Des milliers de personnes ont été expulsées de force en l’absence de garanties juridiques satisfaisantes ou de solution de relogement proposée par l’État. On dénombrait 26 767 expulsions pour impayés de loyers et 16 992 expulsions dues à l’exécution d’une hypothèque. Les sommes allouées par l’État au logement ont encore baissé, bien que la demande de logements sociaux soit toujours élevée. Les mères célibataires et les victimes de violences liées au genre rencontraient tout particulièrement des difficultés pour se reloger à un prix abordable. En juillet, le Comité des droits économiques, sociaux et culturels de l’ONU a jugé recevable une plainte déposée contre l’Espagne pour ne pas avoir relogé une famille expulsée.

Impunité

Cette année encore, les autorités espagnoles ont classé des enquêtes sur des crimes de droit international commis pendant la guerre d’Espagne et sous le régime de Franco. Elles ont affirmé qu’il n’était pas possible d’enquêter sur les crimes signalés, notamment les disparitions forcées et les actes de torture, du fait entre autres de la Loi d’amnistie et des délais de prescription. Elles n’ont toujours pas pris de mesures pour retrouver et identifier les dépouilles des victimes de disparitions forcées et d’exécutions extrajudiciaires, laissant les 193 familles et les organisations entreprendre des projets d’exhumation sans la moindre aide de l’État.
En février, le bureau du procureur général du Mexique a ouvert une information judiciaire dans l’affaire dite des « bébés volés ». Il s’agissait du deuxième pays à enquêter sur des crimes de droit international commis pendant la guerre d’Espagne et sous le régime de Franco. L’information judiciaire concernait une femme née en Espagne en 1968 qui aurait été remise à une famille mexicaine après avoir été enlevée à sa famille. En septembre, le Groupe de travail des Nations unies sur les disparitions forcées ou involontaires a déclaré que cette affaire représentait une nouvelle chance pour l’Espagne de coopérer pleinement dans le cadre des enquêtes diligentées par d’autres États sur les disparitions forcées intervenues sur le territoire espagnol.

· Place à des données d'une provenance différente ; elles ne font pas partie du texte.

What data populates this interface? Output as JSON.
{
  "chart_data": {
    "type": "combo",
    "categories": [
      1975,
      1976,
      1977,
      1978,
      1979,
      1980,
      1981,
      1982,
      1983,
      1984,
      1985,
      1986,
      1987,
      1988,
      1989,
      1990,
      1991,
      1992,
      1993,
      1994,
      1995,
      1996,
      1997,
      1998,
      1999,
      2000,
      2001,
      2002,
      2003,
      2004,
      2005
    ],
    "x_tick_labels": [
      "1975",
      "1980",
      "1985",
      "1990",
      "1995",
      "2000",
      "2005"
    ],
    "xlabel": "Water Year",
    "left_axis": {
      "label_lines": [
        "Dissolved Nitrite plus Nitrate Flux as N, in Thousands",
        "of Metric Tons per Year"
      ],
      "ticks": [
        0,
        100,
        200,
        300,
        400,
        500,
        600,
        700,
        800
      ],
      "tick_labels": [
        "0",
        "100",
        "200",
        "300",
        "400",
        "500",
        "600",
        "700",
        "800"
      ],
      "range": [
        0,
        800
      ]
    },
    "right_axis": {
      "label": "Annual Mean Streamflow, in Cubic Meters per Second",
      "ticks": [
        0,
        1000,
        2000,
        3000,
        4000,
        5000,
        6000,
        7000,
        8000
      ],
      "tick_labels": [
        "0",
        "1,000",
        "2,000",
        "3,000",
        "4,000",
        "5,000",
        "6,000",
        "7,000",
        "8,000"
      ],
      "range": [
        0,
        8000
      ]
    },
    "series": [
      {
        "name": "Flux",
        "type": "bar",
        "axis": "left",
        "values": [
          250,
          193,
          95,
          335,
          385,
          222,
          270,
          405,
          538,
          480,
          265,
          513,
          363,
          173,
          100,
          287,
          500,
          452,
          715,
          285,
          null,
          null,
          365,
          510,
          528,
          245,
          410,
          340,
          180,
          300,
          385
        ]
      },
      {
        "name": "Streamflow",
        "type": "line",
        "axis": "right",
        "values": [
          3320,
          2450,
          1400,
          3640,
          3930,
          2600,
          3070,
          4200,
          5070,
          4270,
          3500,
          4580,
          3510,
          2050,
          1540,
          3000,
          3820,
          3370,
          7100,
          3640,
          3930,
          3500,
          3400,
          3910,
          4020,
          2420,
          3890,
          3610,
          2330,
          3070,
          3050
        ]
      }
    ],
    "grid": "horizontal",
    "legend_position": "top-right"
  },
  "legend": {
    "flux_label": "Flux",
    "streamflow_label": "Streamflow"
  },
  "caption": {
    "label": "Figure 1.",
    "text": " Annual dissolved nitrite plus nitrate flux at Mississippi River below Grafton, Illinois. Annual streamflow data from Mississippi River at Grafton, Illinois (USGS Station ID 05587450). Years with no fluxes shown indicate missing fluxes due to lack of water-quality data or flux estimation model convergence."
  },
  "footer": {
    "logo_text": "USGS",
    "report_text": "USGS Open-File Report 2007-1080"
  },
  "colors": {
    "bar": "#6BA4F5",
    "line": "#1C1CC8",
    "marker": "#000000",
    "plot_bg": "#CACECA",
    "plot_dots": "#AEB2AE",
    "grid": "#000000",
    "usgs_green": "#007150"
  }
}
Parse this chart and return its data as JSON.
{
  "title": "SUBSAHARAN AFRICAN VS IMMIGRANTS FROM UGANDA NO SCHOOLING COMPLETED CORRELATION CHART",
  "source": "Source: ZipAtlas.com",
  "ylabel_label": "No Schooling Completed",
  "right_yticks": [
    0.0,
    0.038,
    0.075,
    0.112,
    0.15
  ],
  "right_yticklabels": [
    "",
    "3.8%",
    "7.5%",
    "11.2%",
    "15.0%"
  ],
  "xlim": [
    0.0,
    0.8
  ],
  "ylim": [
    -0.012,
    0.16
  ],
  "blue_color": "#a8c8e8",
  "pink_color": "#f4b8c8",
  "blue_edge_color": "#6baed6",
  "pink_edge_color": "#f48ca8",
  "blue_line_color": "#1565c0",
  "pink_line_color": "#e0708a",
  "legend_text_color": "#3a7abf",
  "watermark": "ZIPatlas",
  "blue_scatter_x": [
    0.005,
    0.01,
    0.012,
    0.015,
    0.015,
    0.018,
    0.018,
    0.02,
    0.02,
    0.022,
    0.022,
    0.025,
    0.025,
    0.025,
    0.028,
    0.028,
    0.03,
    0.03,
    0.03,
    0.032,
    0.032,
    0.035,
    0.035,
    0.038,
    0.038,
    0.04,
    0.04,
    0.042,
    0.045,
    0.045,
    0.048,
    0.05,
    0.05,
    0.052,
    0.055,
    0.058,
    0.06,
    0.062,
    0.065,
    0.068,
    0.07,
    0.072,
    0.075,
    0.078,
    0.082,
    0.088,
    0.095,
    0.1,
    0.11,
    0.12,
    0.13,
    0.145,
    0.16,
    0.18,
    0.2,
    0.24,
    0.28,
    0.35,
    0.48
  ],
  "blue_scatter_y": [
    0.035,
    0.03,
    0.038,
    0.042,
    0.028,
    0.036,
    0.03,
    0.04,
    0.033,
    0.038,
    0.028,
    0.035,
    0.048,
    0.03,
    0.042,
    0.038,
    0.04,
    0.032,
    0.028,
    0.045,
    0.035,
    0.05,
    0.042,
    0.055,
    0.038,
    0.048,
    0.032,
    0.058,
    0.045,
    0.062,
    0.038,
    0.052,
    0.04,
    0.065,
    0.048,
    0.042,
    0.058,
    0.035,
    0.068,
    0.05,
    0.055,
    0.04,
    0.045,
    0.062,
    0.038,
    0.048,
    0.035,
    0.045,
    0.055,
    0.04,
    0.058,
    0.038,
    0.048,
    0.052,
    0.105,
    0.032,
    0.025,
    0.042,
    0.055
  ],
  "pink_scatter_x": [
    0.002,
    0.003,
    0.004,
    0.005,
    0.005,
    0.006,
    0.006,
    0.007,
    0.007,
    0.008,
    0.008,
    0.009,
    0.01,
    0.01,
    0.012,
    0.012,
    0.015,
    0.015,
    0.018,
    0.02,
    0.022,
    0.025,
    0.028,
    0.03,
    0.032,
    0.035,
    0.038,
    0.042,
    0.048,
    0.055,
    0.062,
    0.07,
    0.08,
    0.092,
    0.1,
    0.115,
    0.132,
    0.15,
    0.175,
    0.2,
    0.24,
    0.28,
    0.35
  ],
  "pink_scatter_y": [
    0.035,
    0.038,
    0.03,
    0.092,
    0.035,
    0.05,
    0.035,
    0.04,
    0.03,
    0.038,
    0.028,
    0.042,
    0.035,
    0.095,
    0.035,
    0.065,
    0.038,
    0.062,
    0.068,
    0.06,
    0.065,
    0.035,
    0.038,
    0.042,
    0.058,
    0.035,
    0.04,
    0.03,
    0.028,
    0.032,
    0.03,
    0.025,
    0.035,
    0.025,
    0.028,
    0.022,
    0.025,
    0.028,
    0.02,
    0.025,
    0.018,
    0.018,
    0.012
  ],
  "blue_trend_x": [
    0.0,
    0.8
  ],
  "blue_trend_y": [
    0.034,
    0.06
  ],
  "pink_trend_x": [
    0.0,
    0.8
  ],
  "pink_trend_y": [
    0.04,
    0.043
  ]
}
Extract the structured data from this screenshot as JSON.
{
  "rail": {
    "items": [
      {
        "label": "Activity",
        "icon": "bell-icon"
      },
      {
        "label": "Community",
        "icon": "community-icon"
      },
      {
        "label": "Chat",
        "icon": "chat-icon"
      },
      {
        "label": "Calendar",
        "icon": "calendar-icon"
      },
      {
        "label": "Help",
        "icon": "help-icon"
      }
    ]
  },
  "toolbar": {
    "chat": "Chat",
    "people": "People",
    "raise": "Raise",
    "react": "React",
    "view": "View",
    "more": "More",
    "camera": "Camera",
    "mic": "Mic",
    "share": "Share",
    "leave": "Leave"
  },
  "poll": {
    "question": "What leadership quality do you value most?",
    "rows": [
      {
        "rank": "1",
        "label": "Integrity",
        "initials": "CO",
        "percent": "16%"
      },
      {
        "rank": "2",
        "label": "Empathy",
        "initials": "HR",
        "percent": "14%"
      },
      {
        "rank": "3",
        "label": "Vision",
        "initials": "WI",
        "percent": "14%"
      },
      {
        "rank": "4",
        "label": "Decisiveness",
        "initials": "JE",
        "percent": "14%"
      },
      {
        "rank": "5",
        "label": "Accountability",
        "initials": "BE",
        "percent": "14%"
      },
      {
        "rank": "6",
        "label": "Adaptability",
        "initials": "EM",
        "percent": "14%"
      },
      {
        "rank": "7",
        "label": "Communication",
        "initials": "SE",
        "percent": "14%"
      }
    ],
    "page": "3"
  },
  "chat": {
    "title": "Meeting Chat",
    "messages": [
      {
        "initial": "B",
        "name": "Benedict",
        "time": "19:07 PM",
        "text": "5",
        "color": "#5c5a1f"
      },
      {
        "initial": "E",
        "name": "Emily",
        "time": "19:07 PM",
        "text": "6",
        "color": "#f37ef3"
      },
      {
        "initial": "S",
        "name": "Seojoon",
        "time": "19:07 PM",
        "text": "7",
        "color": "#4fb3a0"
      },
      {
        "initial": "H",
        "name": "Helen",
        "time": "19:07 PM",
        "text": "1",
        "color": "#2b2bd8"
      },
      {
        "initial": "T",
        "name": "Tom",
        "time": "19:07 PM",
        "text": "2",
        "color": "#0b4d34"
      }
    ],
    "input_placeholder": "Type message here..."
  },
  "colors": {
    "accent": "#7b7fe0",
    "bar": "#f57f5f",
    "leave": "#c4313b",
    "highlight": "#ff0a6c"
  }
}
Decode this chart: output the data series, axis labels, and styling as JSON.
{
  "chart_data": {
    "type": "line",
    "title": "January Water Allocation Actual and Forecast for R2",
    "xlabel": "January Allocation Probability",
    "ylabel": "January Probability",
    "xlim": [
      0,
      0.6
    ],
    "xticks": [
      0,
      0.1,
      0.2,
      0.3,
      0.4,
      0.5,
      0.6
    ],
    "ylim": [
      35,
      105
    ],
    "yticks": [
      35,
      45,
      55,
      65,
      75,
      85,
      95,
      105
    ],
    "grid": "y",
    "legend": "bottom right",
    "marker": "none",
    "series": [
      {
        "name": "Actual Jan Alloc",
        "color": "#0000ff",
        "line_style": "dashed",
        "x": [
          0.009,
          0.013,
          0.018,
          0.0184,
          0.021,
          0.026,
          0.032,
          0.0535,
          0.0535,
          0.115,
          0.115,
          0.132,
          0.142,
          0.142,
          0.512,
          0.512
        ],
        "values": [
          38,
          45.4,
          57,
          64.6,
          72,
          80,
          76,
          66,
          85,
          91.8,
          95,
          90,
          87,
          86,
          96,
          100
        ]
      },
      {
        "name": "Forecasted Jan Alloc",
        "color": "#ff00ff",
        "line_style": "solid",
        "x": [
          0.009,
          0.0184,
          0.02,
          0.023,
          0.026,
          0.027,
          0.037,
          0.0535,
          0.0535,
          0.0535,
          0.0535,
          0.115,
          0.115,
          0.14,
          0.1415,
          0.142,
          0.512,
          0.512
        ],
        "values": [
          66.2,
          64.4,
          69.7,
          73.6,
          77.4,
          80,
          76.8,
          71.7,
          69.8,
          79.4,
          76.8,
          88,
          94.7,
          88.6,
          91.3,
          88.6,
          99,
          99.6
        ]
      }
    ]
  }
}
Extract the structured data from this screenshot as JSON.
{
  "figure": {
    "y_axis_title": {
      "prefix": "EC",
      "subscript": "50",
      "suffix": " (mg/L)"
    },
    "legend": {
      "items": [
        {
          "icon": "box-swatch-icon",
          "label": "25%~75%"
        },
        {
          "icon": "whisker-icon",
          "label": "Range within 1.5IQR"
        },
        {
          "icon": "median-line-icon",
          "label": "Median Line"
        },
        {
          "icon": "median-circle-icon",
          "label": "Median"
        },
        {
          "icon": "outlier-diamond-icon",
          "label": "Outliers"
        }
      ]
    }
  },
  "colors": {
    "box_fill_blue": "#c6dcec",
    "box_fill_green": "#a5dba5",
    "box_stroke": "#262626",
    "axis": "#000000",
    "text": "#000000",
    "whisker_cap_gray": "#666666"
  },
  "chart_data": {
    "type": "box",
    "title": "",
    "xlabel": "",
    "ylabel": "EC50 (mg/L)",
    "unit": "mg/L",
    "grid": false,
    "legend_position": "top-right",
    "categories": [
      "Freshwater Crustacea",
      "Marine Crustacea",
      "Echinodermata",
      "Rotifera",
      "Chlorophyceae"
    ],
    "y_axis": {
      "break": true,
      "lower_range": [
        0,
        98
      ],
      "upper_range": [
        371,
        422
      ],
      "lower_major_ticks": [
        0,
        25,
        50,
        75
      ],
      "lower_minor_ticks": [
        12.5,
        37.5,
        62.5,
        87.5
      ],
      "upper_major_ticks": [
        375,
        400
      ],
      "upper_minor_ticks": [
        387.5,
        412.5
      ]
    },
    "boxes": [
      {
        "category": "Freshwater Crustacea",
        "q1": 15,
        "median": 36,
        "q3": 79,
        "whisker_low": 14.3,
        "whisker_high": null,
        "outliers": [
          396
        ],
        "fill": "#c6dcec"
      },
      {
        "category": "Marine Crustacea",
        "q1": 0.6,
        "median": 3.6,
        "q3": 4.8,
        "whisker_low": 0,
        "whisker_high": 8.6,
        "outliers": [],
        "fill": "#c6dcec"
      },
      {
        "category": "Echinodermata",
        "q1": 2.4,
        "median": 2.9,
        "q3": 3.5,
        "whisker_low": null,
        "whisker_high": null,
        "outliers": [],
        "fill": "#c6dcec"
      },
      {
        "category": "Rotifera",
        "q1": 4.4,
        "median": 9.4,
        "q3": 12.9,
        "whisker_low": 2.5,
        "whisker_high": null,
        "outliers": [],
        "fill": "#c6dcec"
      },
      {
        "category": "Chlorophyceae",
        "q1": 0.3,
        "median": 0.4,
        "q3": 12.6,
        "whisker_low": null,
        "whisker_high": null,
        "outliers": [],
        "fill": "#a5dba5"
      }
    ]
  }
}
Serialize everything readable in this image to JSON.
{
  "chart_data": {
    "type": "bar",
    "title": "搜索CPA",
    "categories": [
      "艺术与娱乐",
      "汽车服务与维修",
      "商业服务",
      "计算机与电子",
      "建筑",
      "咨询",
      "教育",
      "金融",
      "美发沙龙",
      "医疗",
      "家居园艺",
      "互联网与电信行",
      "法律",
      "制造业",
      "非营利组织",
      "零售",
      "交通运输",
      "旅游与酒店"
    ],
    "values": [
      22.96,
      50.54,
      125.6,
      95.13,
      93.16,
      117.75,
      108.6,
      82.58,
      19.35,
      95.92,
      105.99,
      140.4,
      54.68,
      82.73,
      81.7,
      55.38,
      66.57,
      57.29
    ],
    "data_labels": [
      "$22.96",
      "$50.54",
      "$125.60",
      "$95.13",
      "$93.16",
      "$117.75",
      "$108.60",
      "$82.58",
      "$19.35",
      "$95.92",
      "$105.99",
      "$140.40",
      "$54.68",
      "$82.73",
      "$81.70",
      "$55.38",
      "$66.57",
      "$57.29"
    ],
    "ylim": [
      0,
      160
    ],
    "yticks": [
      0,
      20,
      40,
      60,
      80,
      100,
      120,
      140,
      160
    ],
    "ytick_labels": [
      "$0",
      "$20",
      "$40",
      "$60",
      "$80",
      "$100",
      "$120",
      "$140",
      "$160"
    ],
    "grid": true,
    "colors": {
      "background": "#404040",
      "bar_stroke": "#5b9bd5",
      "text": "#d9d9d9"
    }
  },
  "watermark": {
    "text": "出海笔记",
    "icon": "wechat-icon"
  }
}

Le pouvoir judiciaire espagnol a invoqué la loi de 2014 portant modification de la législation relative à la compétence universelle pour justifier la décision de ne pas enquêter sur des crimes de droit international, disparitions forcées et actes de torture notamment, perpétrés en 2017 contre des ressortissants espagnols en Syrie et au Venezuela.